In this case, the bat is the source emitting the ultrasound wave, and it is moving towards the wall. When the wave reflects off the wall and reaches the bat, the bat is still moving towards the wall. Therefore, the observer (the bat) is moving towards the source (the wall).
The Doppler effect formula for frequency is given by:
f' = (v + vo) / (v + vs) * f
Where:
f' is the observed frequency (reflected wave frequency)
f is the emitted frequency (original wave frequency)
v is the speed of sound (341 m/s)
vo is the velocity of the observer (bat) relative to the medium (wall)
vs is the velocity of the source (wall) relative to the medium (bat)

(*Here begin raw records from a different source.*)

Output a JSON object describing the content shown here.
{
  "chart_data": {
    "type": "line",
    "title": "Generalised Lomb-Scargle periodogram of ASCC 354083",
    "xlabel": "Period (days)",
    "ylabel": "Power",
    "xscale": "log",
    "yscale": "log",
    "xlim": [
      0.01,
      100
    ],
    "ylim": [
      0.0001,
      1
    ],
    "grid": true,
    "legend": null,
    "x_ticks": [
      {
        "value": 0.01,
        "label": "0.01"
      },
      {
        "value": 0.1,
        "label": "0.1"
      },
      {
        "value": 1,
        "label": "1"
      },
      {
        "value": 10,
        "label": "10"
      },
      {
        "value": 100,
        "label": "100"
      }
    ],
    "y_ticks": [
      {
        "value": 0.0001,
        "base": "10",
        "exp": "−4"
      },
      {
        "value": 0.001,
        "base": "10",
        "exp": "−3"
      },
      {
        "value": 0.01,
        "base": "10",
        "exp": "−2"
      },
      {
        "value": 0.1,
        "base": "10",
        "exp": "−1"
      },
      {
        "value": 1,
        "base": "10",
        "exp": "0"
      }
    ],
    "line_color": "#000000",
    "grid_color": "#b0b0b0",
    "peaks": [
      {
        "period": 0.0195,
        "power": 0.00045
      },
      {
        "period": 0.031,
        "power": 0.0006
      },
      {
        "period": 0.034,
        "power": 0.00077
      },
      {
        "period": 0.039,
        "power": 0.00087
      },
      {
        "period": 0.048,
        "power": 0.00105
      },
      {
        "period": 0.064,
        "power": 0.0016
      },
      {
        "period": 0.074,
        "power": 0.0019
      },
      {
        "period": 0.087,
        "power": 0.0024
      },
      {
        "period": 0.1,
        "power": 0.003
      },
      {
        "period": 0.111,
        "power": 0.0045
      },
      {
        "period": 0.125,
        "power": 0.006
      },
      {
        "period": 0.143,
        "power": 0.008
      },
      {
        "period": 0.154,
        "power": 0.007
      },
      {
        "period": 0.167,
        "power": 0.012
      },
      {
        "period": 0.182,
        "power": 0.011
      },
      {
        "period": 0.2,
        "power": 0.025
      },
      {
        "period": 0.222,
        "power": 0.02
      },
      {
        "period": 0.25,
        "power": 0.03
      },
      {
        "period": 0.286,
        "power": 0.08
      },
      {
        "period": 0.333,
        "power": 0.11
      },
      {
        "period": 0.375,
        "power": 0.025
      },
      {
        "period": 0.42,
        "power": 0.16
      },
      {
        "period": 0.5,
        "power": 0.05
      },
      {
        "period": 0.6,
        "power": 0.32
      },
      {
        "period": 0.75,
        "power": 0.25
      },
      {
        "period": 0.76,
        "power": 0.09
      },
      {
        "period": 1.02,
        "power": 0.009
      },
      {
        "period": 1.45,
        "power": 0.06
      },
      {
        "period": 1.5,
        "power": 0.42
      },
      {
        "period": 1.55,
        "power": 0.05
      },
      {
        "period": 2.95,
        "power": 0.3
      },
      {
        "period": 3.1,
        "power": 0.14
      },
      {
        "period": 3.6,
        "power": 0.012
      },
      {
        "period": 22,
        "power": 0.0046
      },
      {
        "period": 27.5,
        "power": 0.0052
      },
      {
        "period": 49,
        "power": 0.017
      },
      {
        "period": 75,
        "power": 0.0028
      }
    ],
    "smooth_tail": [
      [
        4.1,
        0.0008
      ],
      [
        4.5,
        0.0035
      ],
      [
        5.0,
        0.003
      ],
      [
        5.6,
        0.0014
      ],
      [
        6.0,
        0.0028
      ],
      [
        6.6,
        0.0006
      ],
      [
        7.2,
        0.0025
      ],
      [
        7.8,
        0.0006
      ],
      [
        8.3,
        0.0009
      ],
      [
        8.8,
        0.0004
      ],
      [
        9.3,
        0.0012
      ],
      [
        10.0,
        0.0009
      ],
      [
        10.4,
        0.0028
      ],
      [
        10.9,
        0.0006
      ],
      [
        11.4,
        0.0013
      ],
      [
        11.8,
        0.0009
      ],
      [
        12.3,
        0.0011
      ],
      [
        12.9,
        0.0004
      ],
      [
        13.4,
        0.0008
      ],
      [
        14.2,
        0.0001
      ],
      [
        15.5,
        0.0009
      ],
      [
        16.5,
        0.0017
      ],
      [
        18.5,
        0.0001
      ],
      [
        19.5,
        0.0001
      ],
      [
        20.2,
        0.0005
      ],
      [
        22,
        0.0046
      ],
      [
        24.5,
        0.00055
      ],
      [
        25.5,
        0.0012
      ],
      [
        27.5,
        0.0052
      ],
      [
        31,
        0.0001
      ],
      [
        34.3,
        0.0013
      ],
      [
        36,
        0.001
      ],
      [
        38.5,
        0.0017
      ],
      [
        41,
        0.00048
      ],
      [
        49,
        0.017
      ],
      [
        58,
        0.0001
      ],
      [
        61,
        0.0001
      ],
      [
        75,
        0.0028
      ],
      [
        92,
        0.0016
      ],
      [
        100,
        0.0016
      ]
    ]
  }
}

In this case, since the bat is moving towards the wall, the velocity of the observer (vo) is positive, and the velocity of the source (vs) is negative.
Given:
f = 27.5 kHz = 27.5 x 10^3 Hz
v = 341 m/s
vo = 6.47 m/s
vs = -6.47 m/s
Substituting these values into the formula:
f' = (341 + 6.47) / (341 - (-6.47)) * 27.5 x 10^3
Simplifying:
f' = 347.47 / 347.47 * 27.5 x 10^3
f' = 27.5 x 10^3 Hz
Therefore, the frequency of the reflected wave, when it reaches the flying bat, is still 27.5 kHz or 27.5 x 10^3 Hz.